Near Real-time Adaptive Isotropic and Anisotropic Image-to-mesh Conversion for Numerical Simulations Involving Cerebral Aneurysms

Presented are two techniques that are designed to help streamline the discretization of complex vascular geometries within the numerical modeling process. The first method integrates multiple software tools into a single pipeline which can generate adaptive anisotropic meshes from segmented medical images. The pipeline is shown to satisfy quality, fidelity, smoothness, and robustness requirements while providing near real-time performance for medical image-to-mesh conversion. The second method approximates a user-defined sizing function to generate adaptive isotropic meshes of good quality and fidelity in real-time.
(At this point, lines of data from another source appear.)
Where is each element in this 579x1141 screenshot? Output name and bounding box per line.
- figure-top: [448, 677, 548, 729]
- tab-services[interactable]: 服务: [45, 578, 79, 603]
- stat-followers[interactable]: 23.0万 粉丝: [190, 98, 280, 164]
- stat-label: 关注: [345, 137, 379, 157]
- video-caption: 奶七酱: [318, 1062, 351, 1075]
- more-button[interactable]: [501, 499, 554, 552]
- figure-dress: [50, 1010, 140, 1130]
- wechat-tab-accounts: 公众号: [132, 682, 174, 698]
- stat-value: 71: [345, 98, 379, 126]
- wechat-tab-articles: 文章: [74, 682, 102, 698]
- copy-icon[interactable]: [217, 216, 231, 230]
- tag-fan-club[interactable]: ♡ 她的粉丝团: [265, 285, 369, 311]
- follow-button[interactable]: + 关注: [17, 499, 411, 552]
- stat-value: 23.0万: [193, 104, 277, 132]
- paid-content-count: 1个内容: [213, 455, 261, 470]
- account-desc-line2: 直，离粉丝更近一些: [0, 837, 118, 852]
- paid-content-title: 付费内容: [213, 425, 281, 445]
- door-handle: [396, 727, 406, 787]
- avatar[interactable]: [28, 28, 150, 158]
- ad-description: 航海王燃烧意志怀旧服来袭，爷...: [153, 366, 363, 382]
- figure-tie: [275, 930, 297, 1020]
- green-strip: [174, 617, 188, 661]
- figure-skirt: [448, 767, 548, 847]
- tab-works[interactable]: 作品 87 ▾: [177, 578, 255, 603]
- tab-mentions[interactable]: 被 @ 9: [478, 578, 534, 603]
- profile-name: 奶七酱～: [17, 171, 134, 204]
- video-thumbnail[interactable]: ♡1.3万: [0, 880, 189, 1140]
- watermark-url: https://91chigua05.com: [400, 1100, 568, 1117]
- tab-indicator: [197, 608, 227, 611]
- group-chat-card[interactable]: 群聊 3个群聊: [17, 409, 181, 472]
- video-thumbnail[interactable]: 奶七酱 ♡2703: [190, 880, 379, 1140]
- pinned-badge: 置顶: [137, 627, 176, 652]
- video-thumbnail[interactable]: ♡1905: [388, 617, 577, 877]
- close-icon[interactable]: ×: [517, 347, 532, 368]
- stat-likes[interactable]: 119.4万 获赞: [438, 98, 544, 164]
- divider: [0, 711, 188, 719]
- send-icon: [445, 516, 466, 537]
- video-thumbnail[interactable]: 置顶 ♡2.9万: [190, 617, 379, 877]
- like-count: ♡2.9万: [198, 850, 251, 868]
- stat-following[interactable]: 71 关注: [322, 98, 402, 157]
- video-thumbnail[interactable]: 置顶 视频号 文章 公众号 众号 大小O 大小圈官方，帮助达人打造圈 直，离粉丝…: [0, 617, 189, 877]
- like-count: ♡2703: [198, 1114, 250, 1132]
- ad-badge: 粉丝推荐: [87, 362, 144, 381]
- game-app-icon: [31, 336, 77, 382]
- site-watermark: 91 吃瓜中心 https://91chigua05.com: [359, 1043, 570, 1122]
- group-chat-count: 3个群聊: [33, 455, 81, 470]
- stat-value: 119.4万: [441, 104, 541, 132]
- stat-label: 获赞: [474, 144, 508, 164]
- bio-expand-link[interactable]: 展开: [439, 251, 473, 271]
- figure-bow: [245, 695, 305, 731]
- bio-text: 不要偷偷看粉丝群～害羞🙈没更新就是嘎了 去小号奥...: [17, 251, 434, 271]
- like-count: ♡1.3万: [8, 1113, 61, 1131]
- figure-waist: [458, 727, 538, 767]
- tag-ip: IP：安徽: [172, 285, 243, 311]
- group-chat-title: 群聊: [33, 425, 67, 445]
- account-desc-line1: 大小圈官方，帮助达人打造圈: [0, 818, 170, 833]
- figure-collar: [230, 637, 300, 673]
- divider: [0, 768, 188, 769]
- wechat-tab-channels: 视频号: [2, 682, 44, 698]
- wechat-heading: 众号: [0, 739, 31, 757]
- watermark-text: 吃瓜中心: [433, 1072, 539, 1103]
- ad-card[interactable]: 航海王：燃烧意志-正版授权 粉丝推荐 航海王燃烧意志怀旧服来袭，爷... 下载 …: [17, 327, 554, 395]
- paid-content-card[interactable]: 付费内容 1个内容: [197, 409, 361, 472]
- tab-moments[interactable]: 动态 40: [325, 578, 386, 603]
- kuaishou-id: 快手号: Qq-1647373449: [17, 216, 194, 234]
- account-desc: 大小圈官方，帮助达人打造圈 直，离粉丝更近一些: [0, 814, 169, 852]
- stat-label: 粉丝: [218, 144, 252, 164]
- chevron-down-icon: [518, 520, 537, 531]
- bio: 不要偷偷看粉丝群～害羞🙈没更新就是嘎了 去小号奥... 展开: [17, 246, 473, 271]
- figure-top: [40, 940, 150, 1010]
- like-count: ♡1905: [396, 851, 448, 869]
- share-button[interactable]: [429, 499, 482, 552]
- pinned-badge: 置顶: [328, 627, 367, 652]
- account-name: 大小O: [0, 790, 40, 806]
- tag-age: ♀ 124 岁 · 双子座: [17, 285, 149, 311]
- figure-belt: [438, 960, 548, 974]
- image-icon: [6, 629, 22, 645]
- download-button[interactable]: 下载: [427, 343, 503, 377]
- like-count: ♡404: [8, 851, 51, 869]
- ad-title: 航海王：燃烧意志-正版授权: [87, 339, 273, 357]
Tested with two brain aneurysm cases and utilizing up to 96 CPU cores within a single, multicore node on Purdue University's Anvil supercomputer, the parallel adaptive anisotropic meshing method utilizes a hierarchical load balancing model (designed for large, cc-NUMA shared memory architectures) and contains an optimized local reconnection operation that performs three times faster than its original implementation from previous studies. The adaptive isotropic method is shown to generate a mesh of up to approximately 50 million elements in less than a minute while the adaptive anisotropic method is shown to generate approximately the same number of elements in about 5 minutes.